If quality of care is related to the experience of the providers, then the more costly fee-for-service plans will offer higher quality service because they will be more attractive to the more experienced physicians. Furthermore, even though physicians may participate in more than one plan, physicians may limit the number of patients from the lower cost-sharing plans if those plans pay them less than the higher cost-sharing, fee- for-service plans. Since nothing in the HSA requires that a physician accept any patient from any plan to which the physician belongs, eventually individuals may find that significantly fewer physicians are available in lower cost-sharing plans. The lack of adequate protections will inevitably result in limited access for ethnic Americans. As one author has noted, It is difficult to imagine how managed competition will not result in a class-based access through a multi-tiered system of benefits and eligibility.
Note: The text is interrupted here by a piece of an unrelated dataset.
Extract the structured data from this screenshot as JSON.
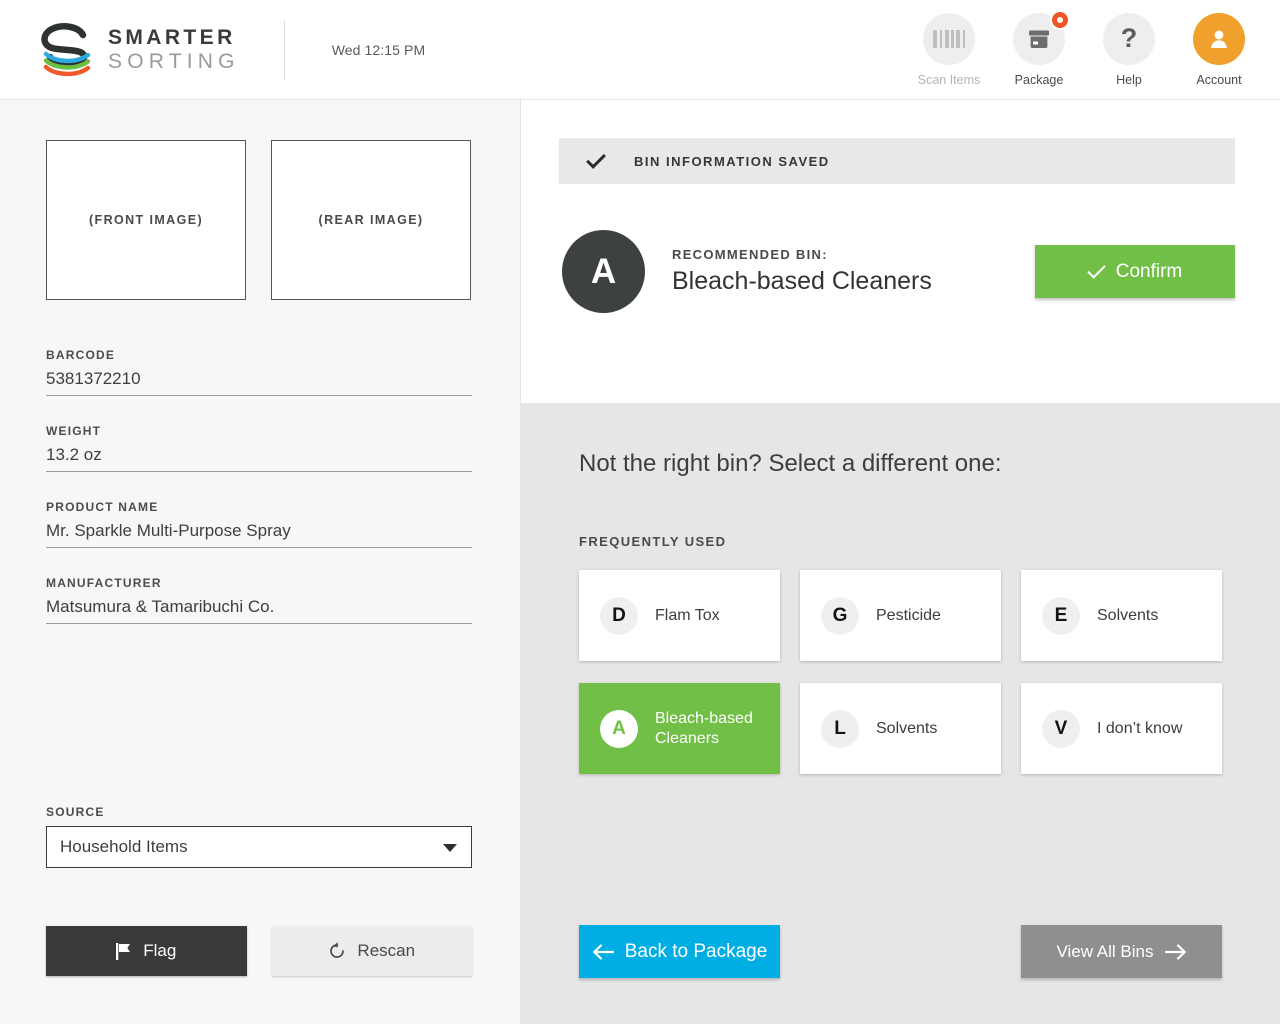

Moreover, both insurers and health service groups will find it easiest to compete via favorable selection of healthier groups.

In conclusion, although the lowest-cost plans will be the ones that are the least desirable, they are likely to be the only ones affordable to the poor. They may also be the only ones available to serve ethnic American communities. Although all plans would be required to provide a comprehensive benefit package, ethnic Americans enrolled in basic plans may find it difficult to obtain many of the services that are covered by the plan. Because low-cost plans would be unable to match the fees paid by higher-cost plans, many providers will not contract with them. Consequently, ethnic Americans and the poor enrolled in the basic plan will have limited-access and sometimes lower-quality health care.